I wanted to do that too. If you scroll down, you'll find some of the blogs and articles that shaped how I think about technical writing in the resources section below.

The bookmark folder that got embarrassingly large

Every framework fell short

So I tried to build the blog. Multiple times. I went looking for open-source blog frameworks I could self-host, something dockerized and ready to go.

I found options. Quite a few, actually. But every single one had the same problem: something always felt off.

Some had too much overhead for what should be a simple personal site. Others weren't straightforward to set up, with configuration spread across multiple files, implicit conventions you had to discover by trial and error. Many forced trade-offs in functionality that didn't make sense for my use case. And the ones that did work well enough? They locked you into someone else's design system. You'd pick a theme, and that was your look. Customizing beyond the surface meant fighting the framework instead of building with it.

The gap between what I saw on developer blogs I admired and what these tools produced felt impossible to close with my frontend skills at the time.

So I gave up. More than once. Each time I'd tell myself "maybe next year" and go back to building REST APIs.

Then it actually happened

I don't have a dramatic turning point to share here. No montage. I just kept working, picked up more frontend experience through my day job, and one day the gap didn't feel impossible anymore.
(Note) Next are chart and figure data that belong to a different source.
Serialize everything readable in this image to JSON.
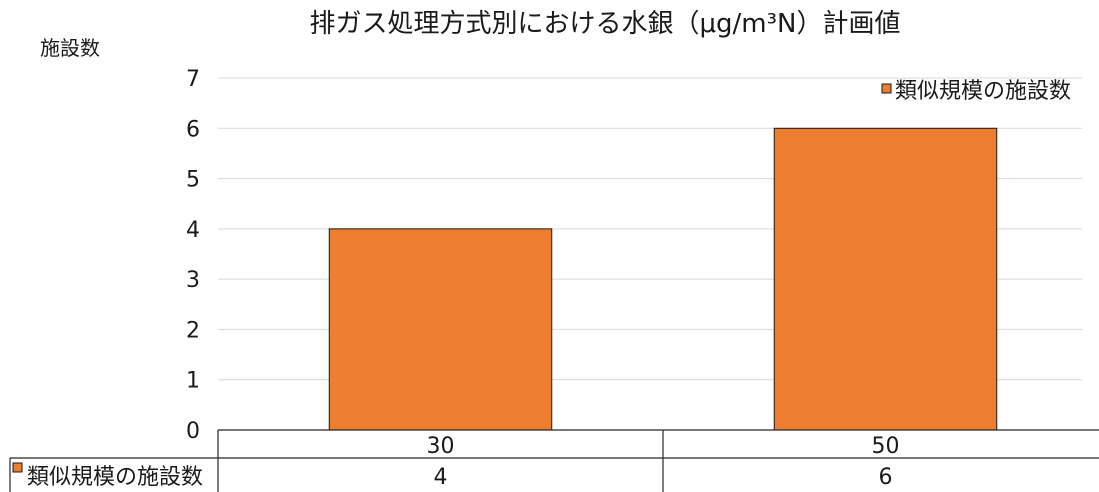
{
  "chart_data": {
    "type": "bar",
    "title": "排ガス処理方式別における水銀（μg/m³N）計画値",
    "ylabel": "施設数",
    "xlabel": "",
    "categories": [
      "30",
      "50"
    ],
    "series": [
      {
        "name": "類似規模の施設数",
        "values": [
          4,
          6
        ],
        "color": "#ED7D31"
      }
    ],
    "ylim": [
      0,
      7
    ],
    "yticks": [
      0,
      1,
      2,
      3,
      4,
      5,
      6,
      7
    ],
    "grid": true,
    "legend": "top-right",
    "data_table": true,
    "bar_border_color": "#1a1a1a"
  }
}
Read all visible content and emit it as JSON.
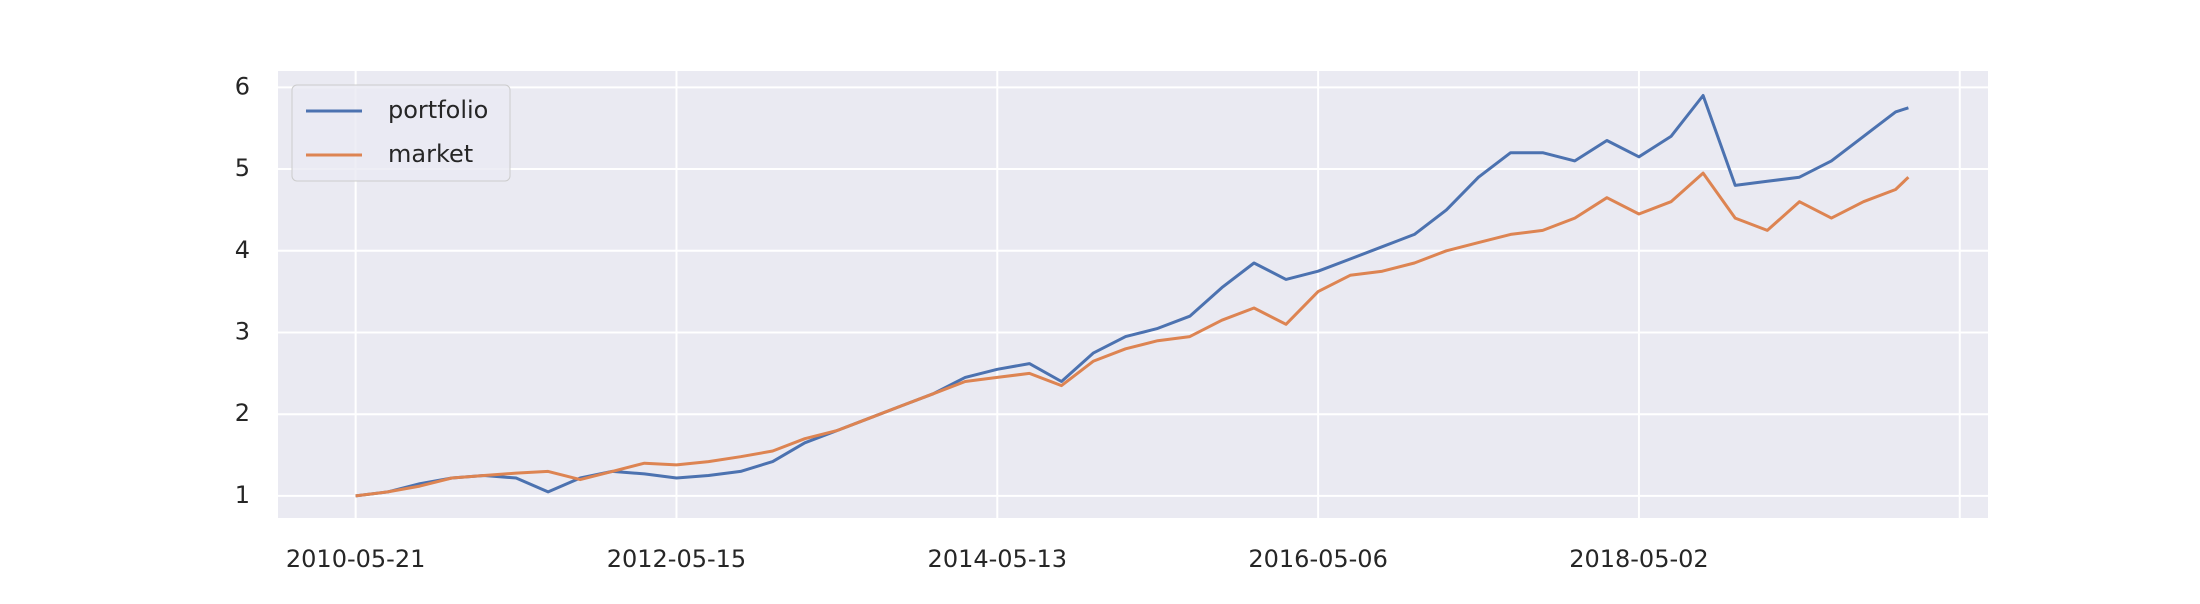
{
  "chart_data": {
    "type": "line",
    "x": [
      0,
      50,
      100,
      150,
      200,
      250,
      300,
      350,
      400,
      450,
      500,
      550,
      600,
      650,
      700,
      750,
      800,
      850,
      900,
      950,
      1000,
      1050,
      1100,
      1150,
      1200,
      1250,
      1300,
      1350,
      1400,
      1450,
      1500,
      1550,
      1600,
      1650,
      1700,
      1750,
      1800,
      1850,
      1900,
      1950,
      2000,
      2050,
      2100,
      2150,
      2200,
      2250,
      2300,
      2350,
      2400,
      2420
    ],
    "series": [
      {
        "name": "portfolio",
        "color": "#4c72b0",
        "values": [
          1.0,
          1.05,
          1.15,
          1.22,
          1.25,
          1.22,
          1.05,
          1.22,
          1.3,
          1.27,
          1.22,
          1.25,
          1.3,
          1.42,
          1.65,
          1.8,
          1.95,
          2.1,
          2.25,
          2.45,
          2.55,
          2.62,
          2.4,
          2.75,
          2.95,
          3.05,
          3.2,
          3.55,
          3.85,
          3.65,
          3.75,
          3.9,
          4.05,
          4.2,
          4.5,
          4.9,
          5.2,
          5.2,
          5.1,
          5.35,
          5.15,
          5.4,
          5.9,
          4.8,
          4.85,
          4.9,
          5.1,
          5.4,
          5.7,
          5.75
        ]
      },
      {
        "name": "market",
        "color": "#dd8452",
        "values": [
          1.0,
          1.05,
          1.12,
          1.22,
          1.25,
          1.28,
          1.3,
          1.2,
          1.3,
          1.4,
          1.38,
          1.42,
          1.48,
          1.55,
          1.7,
          1.8,
          1.95,
          2.1,
          2.25,
          2.4,
          2.45,
          2.5,
          2.35,
          2.65,
          2.8,
          2.9,
          2.95,
          3.15,
          3.3,
          3.1,
          3.5,
          3.7,
          3.75,
          3.85,
          4.0,
          4.1,
          4.2,
          4.25,
          4.4,
          4.65,
          4.45,
          4.6,
          4.95,
          4.4,
          4.25,
          4.6,
          4.4,
          4.6,
          4.75,
          4.9
        ]
      }
    ],
    "xlim": [
      -121,
      2544
    ],
    "xticks": [
      {
        "value": 0,
        "label": "2010-05-21"
      },
      {
        "value": 500,
        "label": "2012-05-15"
      },
      {
        "value": 1000,
        "label": "2014-05-13"
      },
      {
        "value": 1500,
        "label": "2016-05-06"
      },
      {
        "value": 2000,
        "label": "2018-05-02"
      },
      {
        "value": 2500,
        "label": null
      }
    ],
    "ylim": [
      0.73,
      6.2
    ],
    "yticks": [
      1,
      2,
      3,
      4,
      5,
      6
    ],
    "grid": true,
    "legend": "upper-left"
  }
}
The things I'd struggled with, like layout, responsive design, and component architecture, had quietly become skills I could lean on.

So I started building.

The site runs on Next.js 16 with TypeScript and Tailwind CSS 4. Blog posts are MDX files processed by Velite at build time into a type-safe content layer. Static export, served by nginx. Nothing fancy in the architecture, but it does exactly what I need.

High-level architecture of the static export pipeline

Beyond the blog, the site has my CV and a resources section where I'm collecting the tools, blogs, and articles I keep going back to. Basically, I'm turning that bookmark folder into something useful for other people too.

Why bother writing?

I'm not here to position myself as an authority or to claim I've found the one right way to do things. I'm a software architect who learns things at work, reads a lot, and occasionally has thoughts worth more than 280 characters.
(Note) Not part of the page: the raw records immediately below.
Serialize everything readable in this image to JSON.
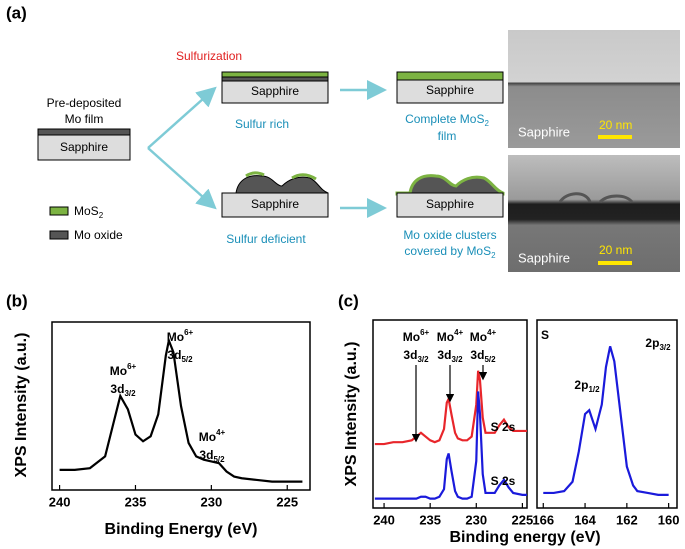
{
  "panel_labels": [
    "(a)",
    "(b)",
    "(c)"
  ],
  "diagram": {
    "process": "Sulfurization",
    "start_label": [
      "Pre-deposited",
      "Mo film"
    ],
    "substrates": [
      "Sapphire",
      "Sapphire",
      "Sapphire",
      "Sapphire",
      "Sapphire"
    ],
    "conditions": [
      "Sulfur rich",
      "Sulfur deficient"
    ],
    "results": [
      {
        "main": "Complete MoS",
        "sub": "2",
        "line2": "film"
      },
      {
        "line1": "Mo oxide clusters",
        "main": "covered by MoS",
        "sub": "2"
      }
    ],
    "legend": [
      {
        "main": "MoS",
        "sub": "2"
      },
      {
        "main": "Mo oxide"
      }
    ],
    "tem": [
      {
        "label": "Sapphire",
        "scale": "20 nm"
      },
      {
        "label": "Sapphire",
        "scale": "20 nm"
      }
    ]
  },
  "chart_data": [
    {
      "type": "line",
      "x_label": "Binding Energy (eV)",
      "y_label": "XPS Intensity (a.u.)",
      "x": [
        240,
        239,
        238,
        237,
        236.5,
        236,
        235.5,
        235,
        234.5,
        234,
        233.5,
        233,
        232.8,
        232.5,
        232,
        231.5,
        231,
        230.5,
        230,
        229.5,
        229,
        228.5,
        228,
        227,
        226,
        225,
        224
      ],
      "series": [
        {
          "color": "#000000",
          "values": [
            12,
            12,
            13,
            20,
            38,
            56,
            48,
            33,
            29,
            32,
            45,
            80,
            89,
            82,
            50,
            28,
            20,
            18,
            17,
            16,
            11,
            8,
            7,
            6,
            5,
            5,
            5
          ]
        }
      ],
      "xlim": [
        240.5,
        223.5
      ],
      "ylim": [
        0,
        100
      ],
      "xticks": [
        240,
        235,
        230,
        225
      ],
      "annotations": [
        {
          "ion": "Mo",
          "charge": "6+",
          "orbital": "3d",
          "level": "3/2"
        },
        {
          "ion": "Mo",
          "charge": "6+",
          "orbital": "3d",
          "level": "5/2"
        },
        {
          "ion": "Mo",
          "charge": "4+",
          "orbital": "3d",
          "level": "5/2"
        }
      ]
    },
    {
      "type": "line",
      "x_label": "Binding energy (eV)",
      "y_label": "XPS Intensity (a.u.)",
      "x": [
        241,
        240,
        239,
        238,
        237,
        236.5,
        236,
        235.5,
        235,
        234.5,
        234,
        233.5,
        233.2,
        233,
        232.7,
        232.3,
        232,
        231.5,
        231,
        230.5,
        230,
        229.8,
        229.6,
        229.3,
        229,
        228.5,
        228,
        227.5,
        227,
        226.5,
        226,
        225,
        224.5
      ],
      "series": [
        {
          "color": "#e8262b",
          "values": [
            34,
            34,
            35,
            35,
            36,
            38,
            40,
            38,
            36,
            35,
            36,
            42,
            56,
            58,
            50,
            40,
            37,
            36,
            36,
            38,
            55,
            73,
            68,
            48,
            40,
            40,
            40,
            44,
            47,
            43,
            41,
            41,
            41
          ]
        },
        {
          "color": "#1a1adb",
          "values": [
            5,
            5,
            5,
            5,
            5,
            5,
            6,
            6,
            5,
            5,
            6,
            10,
            26,
            29,
            20,
            9,
            6,
            5,
            5,
            6,
            25,
            62,
            50,
            18,
            8,
            8,
            8,
            12,
            15,
            11,
            8,
            7,
            7
          ]
        }
      ],
      "xlim": [
        241.2,
        224.5
      ],
      "ylim": [
        0,
        100
      ],
      "xticks": [
        240,
        235,
        230,
        225
      ],
      "annotations": [
        {
          "ion": "Mo",
          "charge": "6+",
          "orbital": "3d",
          "level": "3/2"
        },
        {
          "ion": "Mo",
          "charge": "4+",
          "orbital": "3d",
          "level": "3/2"
        },
        {
          "ion": "Mo",
          "charge": "4+",
          "orbital": "3d",
          "level": "5/2"
        },
        {
          "text": "S 2s"
        },
        {
          "text": "S 2s"
        }
      ]
    },
    {
      "type": "line",
      "x": [
        166,
        165.5,
        165,
        164.6,
        164.3,
        164,
        163.8,
        163.5,
        163.2,
        163,
        162.8,
        162.6,
        162.3,
        162,
        161.7,
        161.5,
        161,
        160.5,
        160
      ],
      "series": [
        {
          "color": "#1a1adb",
          "values": [
            8,
            8,
            9,
            14,
            30,
            50,
            52,
            42,
            55,
            75,
            86,
            78,
            50,
            22,
            12,
            9,
            8,
            7,
            7
          ]
        }
      ],
      "xlim": [
        166.3,
        159.6
      ],
      "ylim": [
        0,
        100
      ],
      "xticks": [
        166,
        164,
        162,
        160
      ],
      "annotations": [
        {
          "text": "S"
        },
        {
          "orbital": "2p",
          "level": "3/2"
        },
        {
          "orbital": "2p",
          "level": "1/2"
        }
      ]
    }
  ]
}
What I've noticed is that when you put ideas out there, people respond. They share their own experience, push back on things they see differently, add context you missed. That's the part I'm most interested in. Writing is how I think through a topic properly, and the conversation that follows is how I learn whether my thinking holds up.

I plan to write about the stuff I deal with day to day: software architecture and system design, Java and Spring Boot in production, patterns that actually work in practice, the frontend world I'm still finding my footing in, and tools that make engineering teams work better together.
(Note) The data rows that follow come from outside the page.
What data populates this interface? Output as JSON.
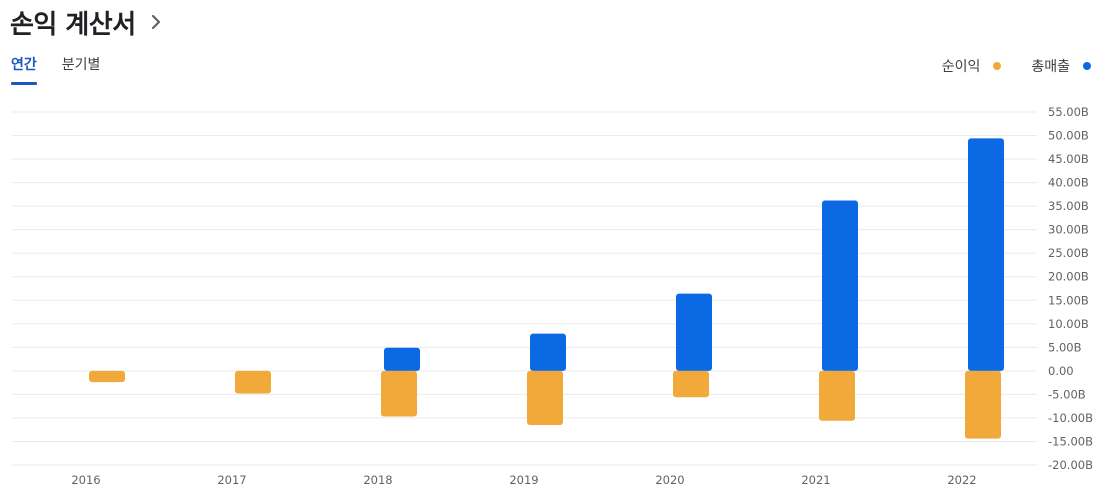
{
  "header": {
    "title": "손익 계산서"
  },
  "tabs": [
    {
      "label": "연간",
      "active": true
    },
    {
      "label": "분기별",
      "active": false
    }
  ],
  "colors": {
    "revenue": "#0b69e3",
    "net_income": "#f1a93a",
    "grid": "#e8eaed",
    "axis_text": "#5f6368"
  },
  "chart_data": {
    "type": "bar",
    "categories": [
      "2016",
      "2017",
      "2018",
      "2019",
      "2020",
      "2021",
      "2022"
    ],
    "series": [
      {
        "name": "총매출",
        "color": "#0b69e3",
        "values": [
          0,
          0,
          4.9,
          7.9,
          16.4,
          36.2,
          49.4
        ]
      },
      {
        "name": "순이익",
        "color": "#f1a93a",
        "values": [
          -2.4,
          -4.8,
          -9.7,
          -11.5,
          -5.6,
          -10.6,
          -14.4
        ]
      }
    ],
    "ylim": [
      -20,
      55
    ],
    "yticks": [
      55,
      50,
      45,
      40,
      35,
      30,
      25,
      20,
      15,
      10,
      5,
      0,
      -5,
      -10,
      -15,
      -20
    ],
    "ytick_labels": [
      "55.00B",
      "50.00B",
      "45.00B",
      "40.00B",
      "35.00B",
      "30.00B",
      "25.00B",
      "20.00B",
      "15.00B",
      "10.00B",
      "5.00B",
      "0.00",
      "-5.00B",
      "-10.00B",
      "-15.00B",
      "-20.00B"
    ],
    "legend": [
      {
        "label": "순이익",
        "color": "#f1a93a"
      },
      {
        "label": "총매출",
        "color": "#0b69e3"
      }
    ],
    "legend_position": "top-right",
    "grid": true
  }
}
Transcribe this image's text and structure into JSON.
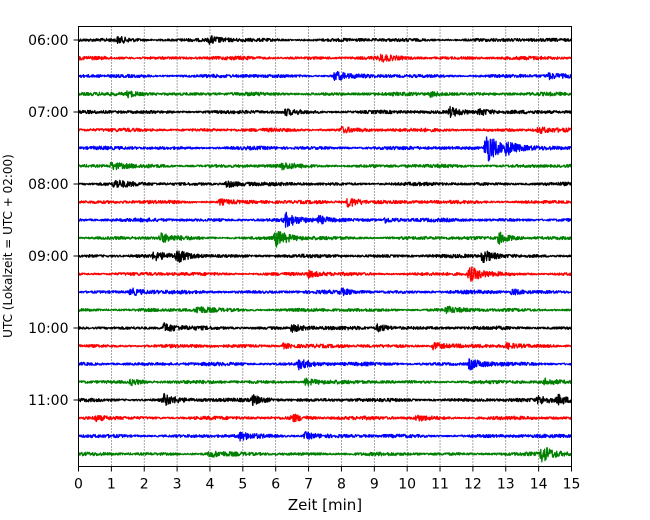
{
  "chart_data": {
    "type": "line",
    "title": "",
    "xlabel": "Zeit  [min]",
    "ylabel": "UTC (Lokalzeit = UTC + 02:00)",
    "xlim": [
      0,
      15
    ],
    "x_ticks": [
      0,
      1,
      2,
      3,
      4,
      5,
      6,
      7,
      8,
      9,
      10,
      11,
      12,
      13,
      14,
      15
    ],
    "y_tick_labels": [
      "06:00",
      "07:00",
      "08:00",
      "09:00",
      "10:00",
      "11:00"
    ],
    "grid": "vertical dotted",
    "trace_colors": [
      "#000000",
      "#ff0000",
      "#0000ff",
      "#008000"
    ],
    "series": [
      {
        "start": "06:00",
        "color": "#000000",
        "events": [
          [
            1.2,
            0.3
          ],
          [
            4.0,
            0.4
          ]
        ]
      },
      {
        "start": "06:15",
        "color": "#ff0000",
        "events": [
          [
            9.2,
            0.3
          ]
        ]
      },
      {
        "start": "06:30",
        "color": "#0000ff",
        "events": [
          [
            7.8,
            0.5
          ],
          [
            14.3,
            0.3
          ]
        ]
      },
      {
        "start": "06:45",
        "color": "#008000",
        "events": [
          [
            1.5,
            0.3
          ],
          [
            10.7,
            0.3
          ]
        ]
      },
      {
        "start": "07:00",
        "color": "#000000",
        "events": [
          [
            6.3,
            0.3
          ],
          [
            11.3,
            0.5
          ],
          [
            12.2,
            0.4
          ]
        ]
      },
      {
        "start": "07:15",
        "color": "#ff0000",
        "events": [
          [
            8.0,
            0.3
          ],
          [
            14.0,
            0.3
          ]
        ]
      },
      {
        "start": "07:30",
        "color": "#0000ff",
        "events": [
          [
            12.4,
            1.8
          ],
          [
            13.0,
            0.6
          ]
        ]
      },
      {
        "start": "07:45",
        "color": "#008000",
        "events": [
          [
            1.0,
            0.4
          ],
          [
            6.2,
            0.3
          ]
        ]
      },
      {
        "start": "08:00",
        "color": "#000000",
        "events": [
          [
            1.1,
            0.4
          ],
          [
            4.5,
            0.4
          ]
        ]
      },
      {
        "start": "08:15",
        "color": "#ff0000",
        "events": [
          [
            8.2,
            0.6
          ],
          [
            4.3,
            0.3
          ]
        ]
      },
      {
        "start": "08:30",
        "color": "#0000ff",
        "events": [
          [
            6.3,
            0.7
          ],
          [
            7.3,
            0.4
          ],
          [
            9.3,
            0.3
          ]
        ]
      },
      {
        "start": "08:45",
        "color": "#008000",
        "events": [
          [
            2.5,
            0.5
          ],
          [
            6.0,
            0.9
          ],
          [
            12.8,
            0.6
          ]
        ]
      },
      {
        "start": "09:00",
        "color": "#000000",
        "events": [
          [
            2.3,
            0.4
          ],
          [
            3.0,
            0.6
          ],
          [
            12.3,
            0.7
          ]
        ]
      },
      {
        "start": "09:15",
        "color": "#ff0000",
        "events": [
          [
            7.0,
            0.3
          ],
          [
            11.9,
            0.8
          ]
        ]
      },
      {
        "start": "09:30",
        "color": "#0000ff",
        "events": [
          [
            1.6,
            0.4
          ],
          [
            8.0,
            0.3
          ],
          [
            13.2,
            0.3
          ]
        ]
      },
      {
        "start": "09:45",
        "color": "#008000",
        "events": [
          [
            3.6,
            0.4
          ],
          [
            11.2,
            0.3
          ]
        ]
      },
      {
        "start": "10:00",
        "color": "#000000",
        "events": [
          [
            2.6,
            0.5
          ],
          [
            6.5,
            0.4
          ],
          [
            9.1,
            0.4
          ]
        ]
      },
      {
        "start": "10:15",
        "color": "#ff0000",
        "events": [
          [
            6.2,
            0.3
          ],
          [
            10.8,
            0.4
          ],
          [
            13.0,
            0.3
          ]
        ]
      },
      {
        "start": "10:30",
        "color": "#0000ff",
        "events": [
          [
            6.7,
            0.5
          ],
          [
            11.9,
            0.6
          ]
        ]
      },
      {
        "start": "10:45",
        "color": "#008000",
        "events": [
          [
            1.6,
            0.3
          ],
          [
            6.9,
            0.4
          ],
          [
            14.2,
            0.3
          ]
        ]
      },
      {
        "start": "11:00",
        "color": "#000000",
        "events": [
          [
            2.6,
            0.6
          ],
          [
            5.3,
            0.5
          ],
          [
            14.0,
            0.4
          ],
          [
            14.6,
            0.5
          ]
        ]
      },
      {
        "start": "11:15",
        "color": "#ff0000",
        "events": [
          [
            0.5,
            0.3
          ],
          [
            6.5,
            0.4
          ],
          [
            10.3,
            0.3
          ]
        ]
      },
      {
        "start": "11:30",
        "color": "#0000ff",
        "events": [
          [
            4.9,
            0.4
          ],
          [
            6.9,
            0.4
          ]
        ]
      },
      {
        "start": "11:45",
        "color": "#008000",
        "events": [
          [
            4.0,
            0.3
          ],
          [
            14.1,
            0.9
          ]
        ]
      }
    ]
  }
}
No publishing schedule. I write when I have something worth saying.

If you've been putting it off

If you've had a blog idea sitting in the back of your head for a while, I get it. Mine sat there for six years. There's always a reason to wait: the framework isn't right, the design isn't good enough, you don't have enough to say yet.

Here's the thing I keep coming back to: none of those reasons went away on their own. I just eventually decided that shipping something imperfect was better than waiting for perfect conditions that weren't coming.

If you do end up starting, I'd genuinely like to read what you write.